III. THE TRIAL OF CECIL CHESTERTON
Meanwhile the New Witness had not been neglecting its self-appointed task of striking at every point that looked vulnerable. On January 9, 1913, an article appeared attacking the city record of Mr. Godfrey Isaacs and listing the bankrupt companies—there were some twenty of them—of which he had been promoter or director. Some more ardent spirit in the New Witness office sent sandwichmen to parade up and down in front of Godfrey Isaacs' own office bearing a placard announcing his "Ghastly failures." Cecil Chesterton said later that he had not ordered this to be done, but he refused to disclaim responsibility. The placard was the last straw. Godfrey's solicitors wrote to Cecil saying that Godfrey would prosecute unless Cecil promised to make no further statement reflecting on his honour till both had given evidence before the Parliamentary Committee. Cecil replied: "I am pleased to hear that your client, Mr. Godfrey Isaacs, proposes to bring an action against me." And in the New Witness (February 27, 1913) he wrote: "We are up against a very big thing. . . . You cannot have the honour (and the fun) of attacking wealthy and powerfully entrenched interests without the cost. We have counted the cost; we counted it long ago. We think it good enough—much more than good enough."
The case came on at the Old Bailey on May 27. It is worth recalling the exact position at this time. The Parliamentary Committee had concluded its hearings three weeks earlier and was now preparing its report. (Cecil Chesterton had not given evidence before it, for though he had frequently demanded to be summoned, when at last the summons came he excused himself on the plea of ill-health and the further plea that he wished to reserve his evidence for his own trial.) the Matin case had been heard a couple of months earlier. Everything that was ever to be known about ministerial dealings in Marconis was by now known, except for Elibank's separate purchase on behalf of the Party Funds, which was made public just at the end of the trial.
Sir Edward Carson and F. E. Smith were again teamed, as in the Matin case. The charge was criminal libel. Cecil insisted on facing the charge alone. His various contributors had joined in the attack but Cecil would not give the names of the authors of unsigned articles and took full responsibility as Editor. Carson's opening speech for the Prosecution divided the six alleged libels under two main heads: One set, said Carson, charged Godfrey Isaacs with being a corrupt man who induced his corrupt brother to use his influence with the corrupt Samuel to get a corrupt contract entered into. The opening attack under this head has already been quoted. Later attacks did not diminish in violence: "the swindle or rather theft—impudent and barefaced as it is": "when Samuel was caught with his hand in the till (or Isaacs if you prefer to put it that way)."

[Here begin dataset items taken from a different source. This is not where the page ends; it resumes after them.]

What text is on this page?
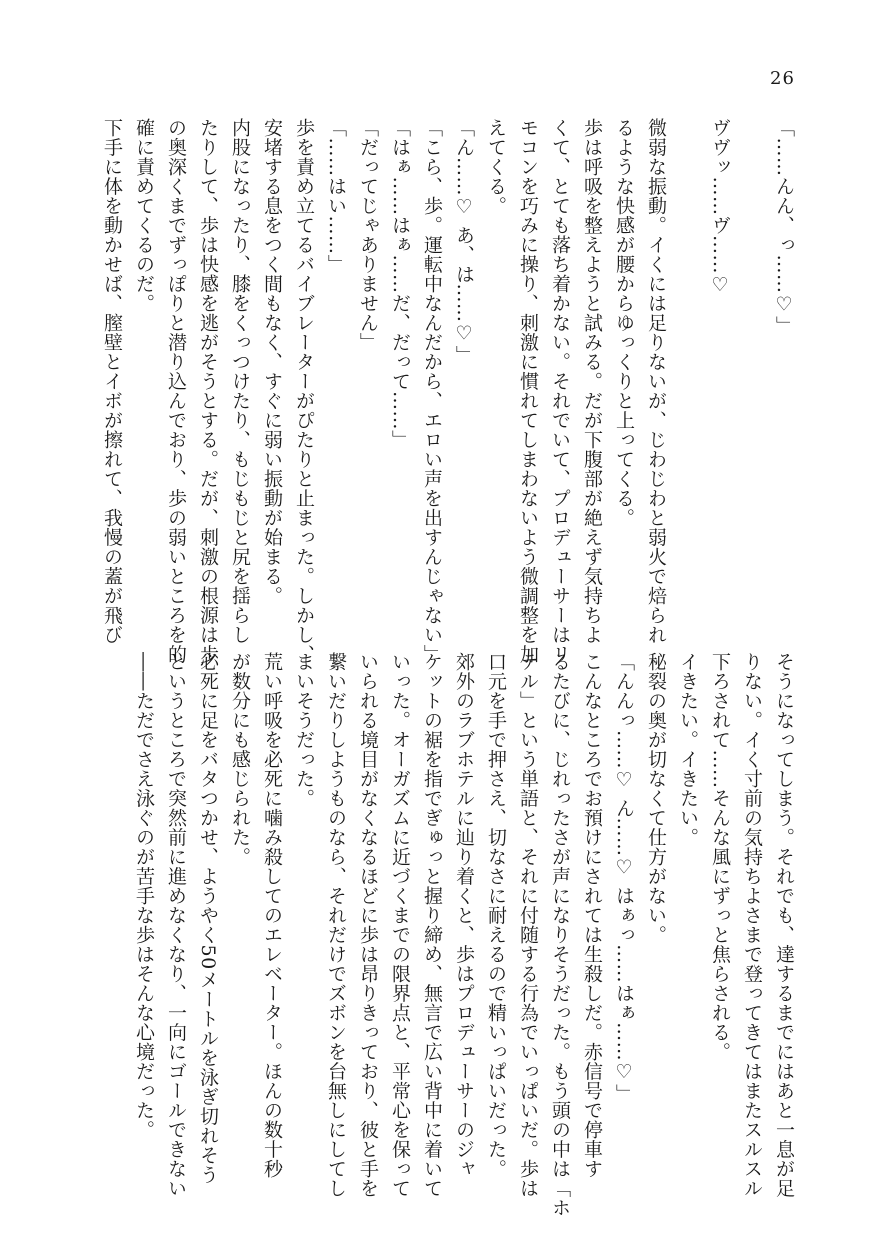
26
「……んん、っ……♡」

ヴヴッ……ヴ……♡

微弱な振動。イくには足りないが、じわじわと弱火で焙られ
るような快感が腰からゆっくりと上ってくる。
歩は呼吸を整えようと試みる。だが下腹部が絶えず気持ちよ
くて、とても落ち着かない。それでいて、プロデューサーはリ
モコンを巧みに操り、刺激に慣れてしまわないよう微調整を加
えてくる。
「ん……♡ あ、は……♡」
「こら、歩。運転中なんだから、エロい声を出すんじゃない」
「はぁ……はぁ……だ、だって……」
「だってじゃありません」
「……はい……」
歩を責め立てるバイブレーターがぴたりと止まった。しかし、
安堵する息をつく間もなく、すぐに弱い振動が始まる。
内股になったり、膝をくっつけたり、もじもじと尻を揺らし
たりして、歩は快感を逃がそうとする。だが、刺激の根源は歩
の奥深くまでずっぽりと潜り込んでおり、歩の弱いところを的
確に責めてくるのだ。
下手に体を動かせば、膣壁とイボが擦れて、我慢の蓋が飛び
そうになってしまう。それでも、達するまでにはあと一息が足
りない。イく寸前の気持ちよさまで登ってきてはまたスルスル
下ろされて……そんな風にずっと焦らされる。
イきたい。イきたい。
秘裂の奥が切なくて仕方がない。
「んんっ……♡ ん……♡ はぁっ……はぁ……♡」
こんなところでお預けにされては生殺しだ。赤信号で停車す
るたびに、じれったさが声になりそうだった。もう頭の中は「ホ
テル」という単語と、それに付随する行為でいっぱいだ。歩は
口元を手で押さえ、切なさに耐えるので精いっぱいだった。
郊外のラブホテルに辿り着くと、歩はプロデューサーのジャ
ケットの裾を指でぎゅっと握り締め、無言で広い背中に着いて
いった。オーガズムに近づくまでの限界点と、平常心を保って
いられる境目がなくなるほどに歩は昂りきっており、彼と手を
繋いだりしようものなら、それだけでズボンを台無しにしてし
まいそうだった。
荒い呼吸を必死に噛み殺してのエレベーター。ほんの数十秒
が数分にも感じられた。
必死に足をバタつかせ、ようやく50メートルを泳ぎ切れそう
というところで突然前に進めなくなり、一向にゴールできない
――ただでさえ泳ぐのが苦手な歩はそんな心境だった。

The second set charged that Godfrey Isaacs had had transactions with various companies which, had the Attorney-General not been his brother, would have got him prosecuted. There is the same violence here: "This is not the first time in the Marconi affair that we find these two gentlemen [Godfrey and Rufus] swindling": and again: "the files at Somerset House of the Isaacs companies cry out for vengeance on the man who created them, who manipulated them, who filled them with his own creatures, who worked them solely for his own ends, and who sought to get rid of some of them when they had served his purpose by casting the expense of burial on to the public purse."
There is no need to describe the case in detail. On the charges concerned with the contract and ministerial corruption, the same witnesses (with the notable exception of Lloyd George) gave much the same evidence as before the Parliamentary Committee. Very little that was new emerged. The contract looked worse than ever after Cecil Chesterton's Counsel, Ernest Wild, had examined witnesses, but Mr. Justice Phillimore insisted that it had nothing to do with the case "whether the contract was badly drawn or improvident."
But indeed all this discussion of the contract was given an air of unreality by the extraordinary line the Chesterton Defence took. It distinguished between the two sets of charges, offering to justify the second (concerning Godfrey Isaacs' business record) but claiming that the first set brought accusation of corruption not against Godfrey but against Rufus and Herbert Samuel—who were not the prosecutors. It was an impossible position to say that Ministers were fraudulently giving a fraudulent contract to Godfrey Isaacs but that this did not mean that he was in the fraud. Cecil showed up unhappily under cross-examination on this matter, but from the point of view of his whole campaign worse was to follow: for Cecil withdrew the charges of corruption he had levelled at the Ministers!
Here are extracts from the relevant sections of the cross-examination by Sir Edward Carson:
Carson: And do you now accuse him [Godfrey Isaacs] of any
abominable business—I mean in relation to obtaining the contract?
Cecil Chesterton: Yes, certainly; I now accuse Mr. Isaacs of very
abominable conduct between March 7 and July 19.